Ela usa uma tecnologia inventada na década de 1920, só que de maneira 100% limpa - e produz um querosene de aviação totalmente neutro em carbono. Veja como.

Por Bruno Garattoni Materia seguir SEGUIR Materia seguir SEGUINDO
Atualizado em 14 mar 2024, 10h38 - Publicado em 28 out 2022, 13h53

Texto Larissa Pessi e Bruno Garattoni

A aviação é responsável por aproximadamente 2% das emissões totais de CO2 no mundo. Pode até parecer pouco, mas definitivamente não é: dá 760 milhões de toneladas de CO2, o equivalente às emissões de 165 milhões de automóveis.

E o principal é que, ao contrário do que acontece com os carros, que já começaram a se eletrificar, essa mudança será muito mais difícil no setor aéreo: com as tecnologias atuais, as baterias simplesmente não conseguem armazenar energia suficiente para voar por mais de 20 ou 30 minutos.
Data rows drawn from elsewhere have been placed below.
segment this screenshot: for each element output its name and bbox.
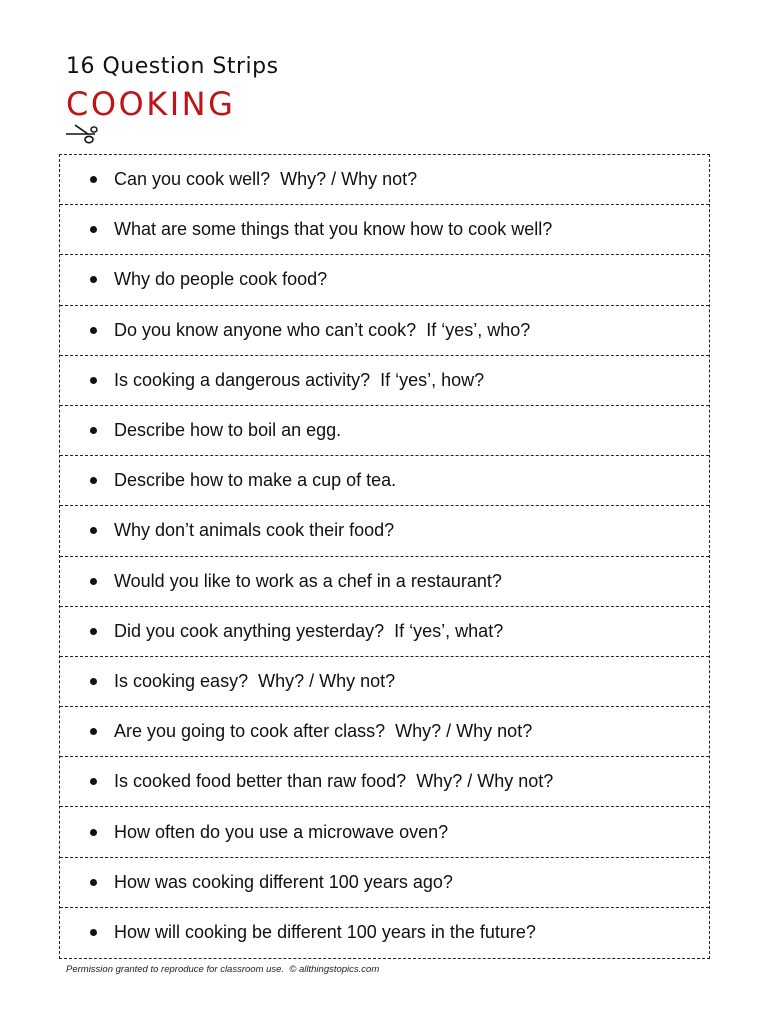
bullet-icon <box>90 327 97 334</box>
bullet-icon <box>90 477 97 484</box>
question-text: Can you cook well? Why? / Why not? <box>114 169 418 190</box>
question-text: Are you going to cook after class? Why? / Why not? <box>114 721 533 742</box>
question-text: Is cooked food better than raw food? Why? / Why not? <box>114 771 554 792</box>
footer-permission: Permission granted to reproduce for classroom use. © allthingstopics.com <box>66 964 380 975</box>
question-text: Did you cook anything yesterday? If ‘yes’, what? <box>114 620 504 641</box>
question-strip <box>60 255 709 305</box>
bullet-icon <box>90 176 97 183</box>
question-strip <box>60 757 709 807</box>
bullet-icon <box>90 226 97 233</box>
header <box>66 52 279 124</box>
question-strip <box>60 807 709 857</box>
bullet-icon <box>90 578 97 585</box>
scissors-icon <box>64 121 98 147</box>
question-text: Describe how to boil an egg. <box>114 420 342 441</box>
question-strip <box>60 557 709 607</box>
question-text: How will cooking be different 100 years in the future? <box>114 922 536 943</box>
question-text: Describe how to make a cup of tea. <box>114 470 397 491</box>
question-strip <box>60 406 709 456</box>
bullet-icon <box>90 377 97 384</box>
question-strip <box>60 607 709 657</box>
question-text: How was cooking different 100 years ago? <box>114 871 453 892</box>
question-strip <box>60 506 709 556</box>
question-text: Why don’t animals cook their food? <box>114 520 395 541</box>
question-text: Do you know anyone who can’t cook? If ‘yes’, who? <box>114 319 531 340</box>
page-subtitle: 16 Question Strips <box>66 54 279 79</box>
question-strip <box>60 205 709 255</box>
question-text: Would you like to work as a chef in a restaurant? <box>114 570 502 591</box>
question-strip <box>60 858 709 908</box>
bullet-icon <box>90 829 97 836</box>
bullet-icon <box>90 527 97 534</box>
bullet-icon <box>90 778 97 785</box>
bullet-icon <box>90 678 97 685</box>
question-strip <box>60 456 709 506</box>
question-strip <box>60 707 709 757</box>
question-strip <box>60 306 709 356</box>
question-text: Is cooking easy? Why? / Why not? <box>114 670 396 691</box>
bullet-icon <box>90 276 97 283</box>
question-text: Is cooking a dangerous activity? If ‘yes’, how? <box>114 369 485 390</box>
page-title: COOKING <box>66 85 236 123</box>
bullet-icon <box>90 879 97 886</box>
question-text: What are some things that you know how to cook well? <box>114 219 553 240</box>
bullet-icon <box>90 728 97 735</box>
bullet-icon <box>90 929 97 936</box>
bullet-icon <box>90 628 97 635</box>
question-strips <box>59 154 710 959</box>
question-text: How often do you use a microwave oven? <box>114 821 449 842</box>
question-strip <box>60 657 709 707</box>
question-strip <box>60 356 709 406</box>
question-strip <box>60 155 709 205</box>
question-strip <box>60 908 709 958</box>
bullet-icon <box>90 427 97 434</box>
question-text: Why do people cook food? <box>114 269 328 290</box>
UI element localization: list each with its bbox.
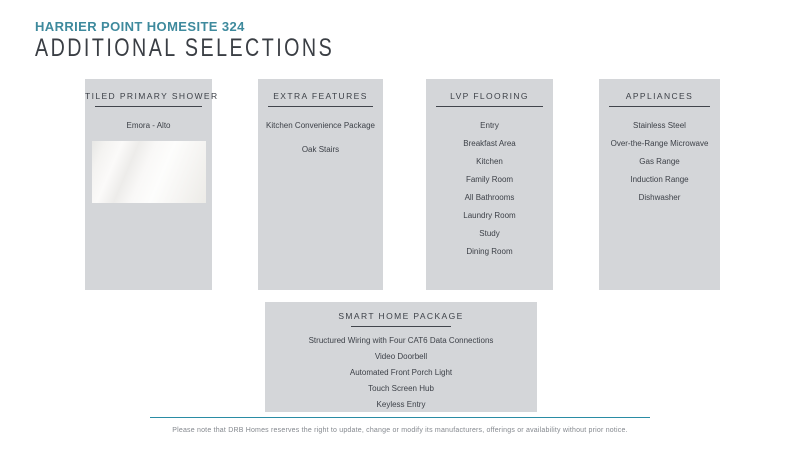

E isso com aeronaves bem pequenas, levando apenas uma ou duas pessoas. Em suma: a aviação é um obstáculo no caminho da descarbonização. 

Mas uma tecnologia pode ter a resposta. Perto da fronteira com a Bélgica, a cidade alemã de Jülich abriga o Parque Brainergy, um hub focado no desenvolvimento de soluções de energia sustentável. É lá que, em setembro, começou a ser construída uma fábrica de combustíveis que serão produzidos a partir do CO2 da atmosfera – e do calor do sol.

Trata-se da DAWN, uma iniciativa da startup suíça Synhelion, que promete ser a primeira usina do mundo a produzir combustível sintético (synfuel) em escala industrial. 

A usina se espalha por um campo de 1.500 metros quadrados, cobertos por heliostatos. Parecidos com painéis solares gigantes, esses aparelhos são formados por espelhos giratórios que concentram e direcionam os raios para uma torre de 20 metros de altura. Dentro da torre há um reator termoquímico, que pesa 12 toneladas e fica cheio de CO2 e água.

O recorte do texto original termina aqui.